If there is one weakness in Liebling’s boxing canon it is that the mob does not exist – and gangsters ran boxing in the 1950s. He let Cannon in the Post, Dan Parker in the Daily Mirror, and Schulberg expose the gangsters who fixed the fights and cheated the fighters. Liebling liked low life, but not the really sinister criminal dark side.
By contrast, Liebling’s populist press criticism had more of an irreverent, crusading edge; he was much more skeptical of newspaper publishers than of boxing promoters. He tracked the influence of money on newspaper content better than he tracked the influence of money on which fighters got on television or received preferential treatment in getting championship opportunities.
After immersing myself in Liebling’s writing, I see that he and his New Yorker colleague Joseph Mitchell invented what others branded the “New Journalism” and credited to Tom Wolfe and Hunter Thompson.
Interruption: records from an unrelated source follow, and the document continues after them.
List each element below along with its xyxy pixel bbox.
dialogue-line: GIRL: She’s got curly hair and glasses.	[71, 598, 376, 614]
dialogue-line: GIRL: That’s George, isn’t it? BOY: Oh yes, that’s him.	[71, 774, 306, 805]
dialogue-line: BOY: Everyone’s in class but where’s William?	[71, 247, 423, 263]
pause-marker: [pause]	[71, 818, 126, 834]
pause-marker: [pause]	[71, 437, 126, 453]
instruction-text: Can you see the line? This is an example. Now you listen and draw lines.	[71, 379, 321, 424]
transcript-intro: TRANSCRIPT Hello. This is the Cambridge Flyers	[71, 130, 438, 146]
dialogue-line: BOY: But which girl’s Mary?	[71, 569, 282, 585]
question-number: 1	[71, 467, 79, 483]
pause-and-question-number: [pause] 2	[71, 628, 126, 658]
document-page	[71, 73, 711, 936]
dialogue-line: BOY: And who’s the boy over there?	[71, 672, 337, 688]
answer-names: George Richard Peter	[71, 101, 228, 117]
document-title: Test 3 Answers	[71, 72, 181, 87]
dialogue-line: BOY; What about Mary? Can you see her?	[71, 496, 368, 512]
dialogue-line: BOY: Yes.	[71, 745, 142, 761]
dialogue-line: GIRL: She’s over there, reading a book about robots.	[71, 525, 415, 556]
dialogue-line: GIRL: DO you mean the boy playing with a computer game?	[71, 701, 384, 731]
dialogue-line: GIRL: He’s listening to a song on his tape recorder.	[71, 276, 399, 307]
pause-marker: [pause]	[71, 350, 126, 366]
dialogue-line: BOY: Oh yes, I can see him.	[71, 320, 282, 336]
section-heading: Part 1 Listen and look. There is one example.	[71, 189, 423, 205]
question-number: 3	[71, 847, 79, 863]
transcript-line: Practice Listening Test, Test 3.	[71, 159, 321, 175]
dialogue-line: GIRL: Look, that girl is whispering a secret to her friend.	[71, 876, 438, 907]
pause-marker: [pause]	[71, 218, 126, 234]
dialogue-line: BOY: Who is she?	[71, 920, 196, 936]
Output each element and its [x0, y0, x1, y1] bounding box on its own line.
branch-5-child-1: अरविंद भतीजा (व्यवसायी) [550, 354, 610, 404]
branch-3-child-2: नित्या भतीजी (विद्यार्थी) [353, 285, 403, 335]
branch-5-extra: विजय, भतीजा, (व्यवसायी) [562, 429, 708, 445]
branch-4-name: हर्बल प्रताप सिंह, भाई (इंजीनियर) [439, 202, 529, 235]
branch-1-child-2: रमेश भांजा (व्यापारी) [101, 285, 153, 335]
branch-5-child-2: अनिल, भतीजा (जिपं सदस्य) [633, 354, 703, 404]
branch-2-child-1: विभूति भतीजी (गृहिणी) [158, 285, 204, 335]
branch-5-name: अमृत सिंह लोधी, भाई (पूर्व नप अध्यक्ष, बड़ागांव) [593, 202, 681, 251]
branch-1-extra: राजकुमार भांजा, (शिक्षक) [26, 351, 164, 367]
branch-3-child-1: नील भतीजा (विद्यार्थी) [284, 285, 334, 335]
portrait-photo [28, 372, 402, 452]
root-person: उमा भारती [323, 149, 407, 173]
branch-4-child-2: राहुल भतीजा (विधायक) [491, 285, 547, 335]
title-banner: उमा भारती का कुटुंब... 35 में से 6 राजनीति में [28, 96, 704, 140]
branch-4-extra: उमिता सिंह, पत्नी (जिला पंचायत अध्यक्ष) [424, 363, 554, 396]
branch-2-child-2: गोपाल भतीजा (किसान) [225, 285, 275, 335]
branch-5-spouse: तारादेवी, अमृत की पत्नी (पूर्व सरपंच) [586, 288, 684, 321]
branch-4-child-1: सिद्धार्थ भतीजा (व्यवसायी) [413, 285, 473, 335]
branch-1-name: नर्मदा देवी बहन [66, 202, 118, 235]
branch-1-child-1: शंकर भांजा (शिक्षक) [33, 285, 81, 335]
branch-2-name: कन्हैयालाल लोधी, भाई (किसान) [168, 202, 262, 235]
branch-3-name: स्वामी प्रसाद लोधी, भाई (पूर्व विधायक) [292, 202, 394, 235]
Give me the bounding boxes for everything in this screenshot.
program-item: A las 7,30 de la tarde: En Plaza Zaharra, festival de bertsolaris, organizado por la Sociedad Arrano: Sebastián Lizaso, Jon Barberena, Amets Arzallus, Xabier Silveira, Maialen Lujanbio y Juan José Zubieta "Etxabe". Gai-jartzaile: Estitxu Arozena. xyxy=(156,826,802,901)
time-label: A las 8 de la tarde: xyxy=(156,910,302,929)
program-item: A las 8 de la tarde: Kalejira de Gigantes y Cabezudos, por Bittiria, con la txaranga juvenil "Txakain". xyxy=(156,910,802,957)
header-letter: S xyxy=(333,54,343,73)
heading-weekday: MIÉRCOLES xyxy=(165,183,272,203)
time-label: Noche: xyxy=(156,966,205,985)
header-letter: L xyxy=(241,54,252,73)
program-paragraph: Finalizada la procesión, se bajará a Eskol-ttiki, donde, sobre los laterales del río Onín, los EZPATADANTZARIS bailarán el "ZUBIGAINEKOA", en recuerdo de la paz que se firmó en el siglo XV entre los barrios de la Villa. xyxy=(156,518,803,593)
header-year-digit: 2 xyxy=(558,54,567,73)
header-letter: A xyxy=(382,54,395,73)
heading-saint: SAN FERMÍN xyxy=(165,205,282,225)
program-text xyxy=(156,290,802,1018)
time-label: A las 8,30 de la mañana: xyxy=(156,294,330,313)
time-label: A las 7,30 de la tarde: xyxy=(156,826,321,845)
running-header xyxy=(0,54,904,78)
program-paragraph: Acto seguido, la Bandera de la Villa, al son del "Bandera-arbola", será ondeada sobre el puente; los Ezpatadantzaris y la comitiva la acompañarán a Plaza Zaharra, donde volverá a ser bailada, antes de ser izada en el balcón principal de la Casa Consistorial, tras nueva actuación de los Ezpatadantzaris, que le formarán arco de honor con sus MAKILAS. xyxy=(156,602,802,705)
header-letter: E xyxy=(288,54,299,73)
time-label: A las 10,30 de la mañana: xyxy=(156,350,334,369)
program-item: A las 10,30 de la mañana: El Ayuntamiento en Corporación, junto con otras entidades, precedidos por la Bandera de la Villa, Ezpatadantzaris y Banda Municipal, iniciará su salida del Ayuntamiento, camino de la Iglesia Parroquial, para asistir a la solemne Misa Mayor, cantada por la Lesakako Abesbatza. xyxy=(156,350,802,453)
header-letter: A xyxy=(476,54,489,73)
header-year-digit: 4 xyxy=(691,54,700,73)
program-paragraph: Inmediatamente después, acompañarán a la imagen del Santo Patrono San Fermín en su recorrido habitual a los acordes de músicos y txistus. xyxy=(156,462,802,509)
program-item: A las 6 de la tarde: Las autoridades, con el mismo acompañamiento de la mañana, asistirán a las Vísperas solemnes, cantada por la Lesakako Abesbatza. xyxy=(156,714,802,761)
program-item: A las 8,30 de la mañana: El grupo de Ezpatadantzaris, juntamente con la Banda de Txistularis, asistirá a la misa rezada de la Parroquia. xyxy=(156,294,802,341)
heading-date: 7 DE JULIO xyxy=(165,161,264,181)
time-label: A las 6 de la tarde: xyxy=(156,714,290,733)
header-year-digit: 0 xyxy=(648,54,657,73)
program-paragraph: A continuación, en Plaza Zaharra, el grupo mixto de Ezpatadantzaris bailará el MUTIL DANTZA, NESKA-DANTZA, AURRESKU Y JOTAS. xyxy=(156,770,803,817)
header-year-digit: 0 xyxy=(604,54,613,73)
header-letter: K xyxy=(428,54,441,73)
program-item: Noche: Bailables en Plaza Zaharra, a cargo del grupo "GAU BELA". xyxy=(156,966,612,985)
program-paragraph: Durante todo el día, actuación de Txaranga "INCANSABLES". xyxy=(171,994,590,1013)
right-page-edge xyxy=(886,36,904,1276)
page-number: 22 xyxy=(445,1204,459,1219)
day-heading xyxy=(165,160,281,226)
If there was anything new after the 1940s it was the innovative elaborations of Mr. Mailer, Jimmy Breslin, and Mr. Talese.
But the real leap forward into long form, personal, literary narrative was started by Liebling and Mitchell. They opened a new house for the rest of us.
A wise man once told me that the definition of craft is the ability to make something hard look easy. This is what A.J. Liebling did. He made writing a sweet science.